In a report earlier this month, the Center for Democracy and Technology, a Washington, DC-based tech policy nonprofit, said the software installed on school-issued computers essentially created two classes of students. Those from lower-income households were more likely to use school-issued computers, and therefore more likely to be monitored.
“Our hypothesis was there are certain groups of students, more likely those attending lower-income schools, who are going to be more reliant on school-issued devices and therefore be subject to more surveillance and tracking than their peers who can essentially afford to opt out,” explains Elizabeth Laird, one of the report’s authors.
The report found that Black and Hispanic families were more reliant on school devices than their white counterparts and were more likely to voice concern about the potential disciplinary consequences of the monitoring software.
The group said monitoring software, from companies like Securly and GoGuardian, offers a range of capabilities, from blocking access to adult content and flagging certain keywords (slurs, profanity, terms associated with self-harm, violence, etc.) to allowing teachers to see students screens in real time and make changes.

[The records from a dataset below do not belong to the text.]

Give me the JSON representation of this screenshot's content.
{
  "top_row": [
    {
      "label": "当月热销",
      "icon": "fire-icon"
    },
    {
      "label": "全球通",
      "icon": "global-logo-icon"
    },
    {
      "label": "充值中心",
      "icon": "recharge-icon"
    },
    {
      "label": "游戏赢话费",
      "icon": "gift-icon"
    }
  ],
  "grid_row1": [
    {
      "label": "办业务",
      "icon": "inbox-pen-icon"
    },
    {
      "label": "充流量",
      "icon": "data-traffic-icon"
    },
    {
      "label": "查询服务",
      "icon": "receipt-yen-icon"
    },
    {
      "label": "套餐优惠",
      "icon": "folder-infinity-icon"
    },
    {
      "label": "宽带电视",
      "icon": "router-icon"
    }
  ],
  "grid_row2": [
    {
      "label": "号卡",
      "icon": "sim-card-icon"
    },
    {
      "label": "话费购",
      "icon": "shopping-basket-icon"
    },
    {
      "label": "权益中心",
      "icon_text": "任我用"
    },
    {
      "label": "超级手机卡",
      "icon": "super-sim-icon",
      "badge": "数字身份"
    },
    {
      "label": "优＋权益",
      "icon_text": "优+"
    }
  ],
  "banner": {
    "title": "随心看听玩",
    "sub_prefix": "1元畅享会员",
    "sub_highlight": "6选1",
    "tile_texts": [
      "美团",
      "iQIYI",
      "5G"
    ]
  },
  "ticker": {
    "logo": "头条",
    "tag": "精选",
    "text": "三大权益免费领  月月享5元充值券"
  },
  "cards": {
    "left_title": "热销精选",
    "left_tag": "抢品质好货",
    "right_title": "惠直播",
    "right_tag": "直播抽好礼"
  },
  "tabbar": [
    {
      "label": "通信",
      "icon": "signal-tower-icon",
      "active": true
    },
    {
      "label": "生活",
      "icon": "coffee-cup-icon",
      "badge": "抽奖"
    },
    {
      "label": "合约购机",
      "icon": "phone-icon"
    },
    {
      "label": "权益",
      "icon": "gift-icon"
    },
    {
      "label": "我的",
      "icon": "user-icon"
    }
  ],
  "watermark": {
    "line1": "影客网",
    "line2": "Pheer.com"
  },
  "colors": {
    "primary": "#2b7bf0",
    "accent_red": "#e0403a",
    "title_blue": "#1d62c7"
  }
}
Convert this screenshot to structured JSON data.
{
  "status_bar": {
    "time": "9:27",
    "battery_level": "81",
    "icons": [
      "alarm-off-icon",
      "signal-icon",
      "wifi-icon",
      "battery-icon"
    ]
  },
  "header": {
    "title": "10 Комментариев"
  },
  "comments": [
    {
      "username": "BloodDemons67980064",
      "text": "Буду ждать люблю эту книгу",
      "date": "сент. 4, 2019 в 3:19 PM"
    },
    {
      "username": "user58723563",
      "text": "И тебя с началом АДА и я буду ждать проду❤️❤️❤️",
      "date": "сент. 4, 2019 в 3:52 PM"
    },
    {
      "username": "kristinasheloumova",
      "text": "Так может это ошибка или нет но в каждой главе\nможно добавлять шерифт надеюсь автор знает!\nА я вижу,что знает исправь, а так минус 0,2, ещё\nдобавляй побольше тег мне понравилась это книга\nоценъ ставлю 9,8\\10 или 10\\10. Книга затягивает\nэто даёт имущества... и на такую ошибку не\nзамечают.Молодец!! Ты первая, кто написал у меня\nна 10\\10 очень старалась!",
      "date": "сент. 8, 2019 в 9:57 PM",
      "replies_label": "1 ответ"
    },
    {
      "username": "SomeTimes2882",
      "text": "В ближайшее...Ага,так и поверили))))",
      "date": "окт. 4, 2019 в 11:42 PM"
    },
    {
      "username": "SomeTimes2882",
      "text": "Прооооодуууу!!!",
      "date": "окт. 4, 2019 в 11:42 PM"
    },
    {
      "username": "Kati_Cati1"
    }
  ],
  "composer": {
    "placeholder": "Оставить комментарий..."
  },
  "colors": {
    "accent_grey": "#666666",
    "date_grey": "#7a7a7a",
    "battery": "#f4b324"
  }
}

Clarice Brazas, a teacher in Philadelphia’s public schools, is alarmed by the ability to remotely monitor screens. The district issued Chromebooks to qualifying students, but she worried about the disciplinary consequences of monitoring software in a district where a majority of students are nonwhite and low-income.
“I don’t know that it’s my job as an educator to police what content students are looking at when they’re at home,” she says. “I consider that the family’s job.”